Wednesday, November 18, 2015

Students Lack Standing to Challenge SAT, ACT Sale of Personal Information for Profit

The Seventh Circuit ruled today that students who authorized the corporations who run the SAT and ACT standardized tests to provide their personal information to educational organizations lacked standing to challenge the corporations' sale of that information. The ruling means that the putative class action against the SAT and ACT is dismissed.

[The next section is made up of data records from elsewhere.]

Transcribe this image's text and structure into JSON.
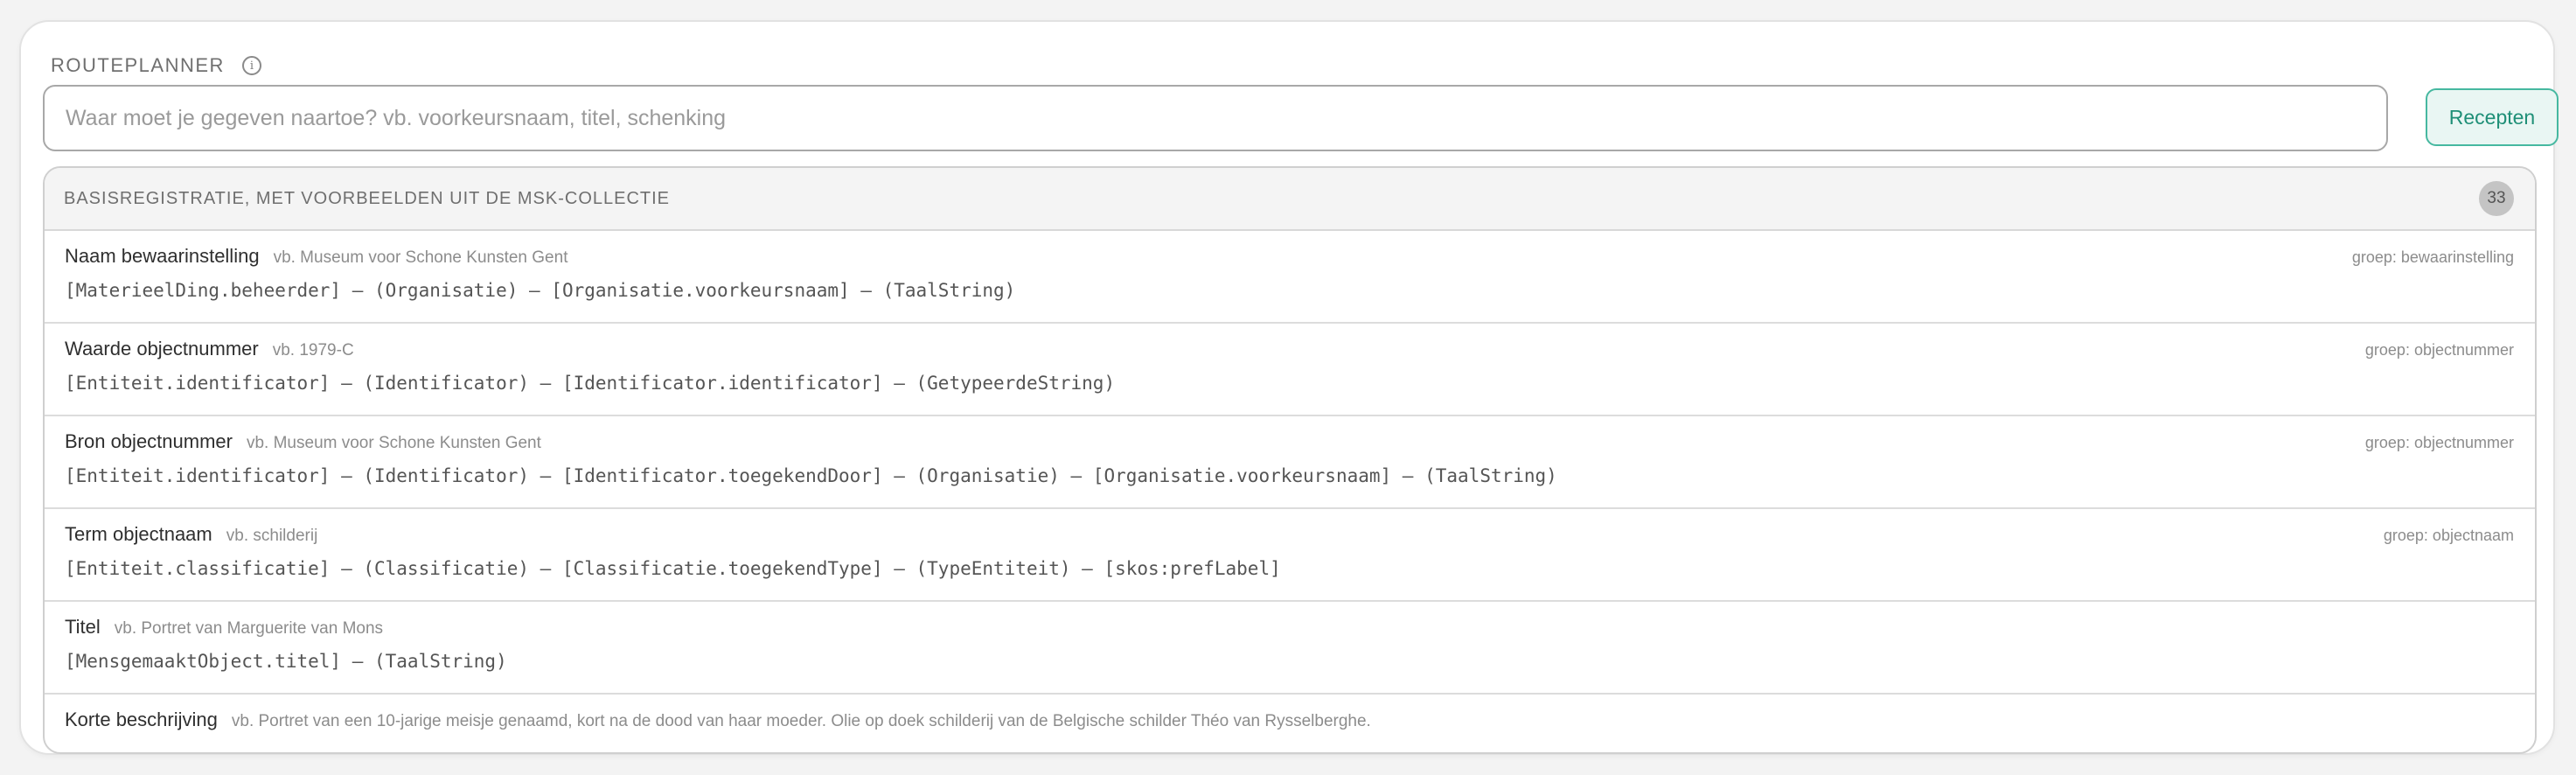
{
  "header": {
    "title": "ROUTEPLANNER",
    "info_icon": "info-icon"
  },
  "search": {
    "placeholder": "Waar moet je gegeven naartoe? vb. voorkeursnaam, titel, schenking",
    "value": ""
  },
  "recepten_button": {
    "label": "Recepten"
  },
  "panel": {
    "title": "BASISREGISTRATIE, MET VOORBEELDEN UIT DE MSK-COLLECTIE",
    "count": "33"
  },
  "rows": [
    {
      "title": "Naam bewaarinstelling",
      "example": "vb. Museum voor Schone Kunsten Gent",
      "group": "groep: bewaarinstelling",
      "path": "[MaterieelDing.beheerder] – (Organisatie) – [Organisatie.voorkeursnaam] – (TaalString)"
    },
    {
      "title": "Waarde objectnummer",
      "example": "vb. 1979-C",
      "group": "groep: objectnummer",
      "path": "[Entiteit.identificator] – (Identificator) – [Identificator.identificator] – (GetypeerdeString)"
    },
    {
      "title": "Bron objectnummer",
      "example": "vb. Museum voor Schone Kunsten Gent",
      "group": "groep: objectnummer",
      "path": "[Entiteit.identificator] – (Identificator) – [Identificator.toegekendDoor] – (Organisatie) – [Organisatie.voorkeursnaam] – (TaalString)"
    },
    {
      "title": "Term objectnaam",
      "example": "vb. schilderij",
      "group": "groep: objectnaam",
      "path": "[Entiteit.classificatie] – (Classificatie) – [Classificatie.toegekendType] – (TypeEntiteit) – [skos:prefLabel]"
    },
    {
      "title": "Titel",
      "example": "vb. Portret van Marguerite van Mons",
      "group": "",
      "path": "[MensgemaaktObject.titel] – (TaalString)"
    },
    {
      "title": "Korte beschrijving",
      "example": "vb. Portret van een 10-jarige meisje genaamd, kort na de dood van haar moeder. Olie op doek schilderij van de Belgische schilder Théo van Rysselberghe.",
      "group": "",
      "path": ""
    }
  ],
  "colors": {
    "accent": "#46b8a0",
    "accent_bg": "#e9f6f3",
    "accent_text": "#1f8f77",
    "badge_bg": "#c4c4c4"
  }
}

Along the way, the court also ruled that the Iqbal/Twombly heightened pleading standard ("plausibility") applies to facial challenges to standing under Rule 12(b)(6). This may raise the bar for plaintiffs in pleading and arguing standing. This portion of the ruling aligns with the approach in several other circuits; but it's in tension with the Ninth Circuit, which says that "Twombly and Iqbal are ill-suited to application in the constitutional standing context."

The case arose when ACT, Inc., and The College Board (which administers the SAT) sold personal information of students who signed up to take the tests. The students agreed that the corporations could share their personal information with educational groups (schools, scholarship funds, and the like), but they didn't know that the corporations were going to sell their personal information. (The price was small--$.33 per student per educational group--but would add up quickly for the defendants.) The plaintiffs argued that they were harmed by the sale because (1) they should have received some of the proceeds, (2) the sale diminished the value of their personal information, and (3) they paid a fee to take the ACT or SAT, which presumably would have been lower if they had not consented to the sale.

The Seventh Circuit flatly rejected these claims. The court ruled that under the Iqbal/Twombly standard, the plaintiffs' allegations didn't plausibly suggest that they'd been harmed. The court said that just because the defendants benefited doesn't mean that the plaintiffs were harmed for standing purposes: "Plaintiffs have claimed injury based solely on a gain to Defendants and without alleging a loss to themselves." (Although the court applied the Iqbal/Twombly standard, it looks like the plaintiffs would have failed even without it.)

The court rejected the plaintiffs' claim that their complaint gave rise to a reasonable inference that if they knew of the sale they would have conditioned their permission on receipt of a portion of the proceeds. The court said that the plaintiffs didn't provide factual support for the inference, so it didn't even need to get to whether the claim gives rise to a plausible claim of subject matter jurisdiction under Iqbal and Twombly.

In other words, it's not clear that the heightened Iqbal/Twombly standard mattered to the outcome at all. Still, the case says that the standard now applies to standing in the Seventh Circuit.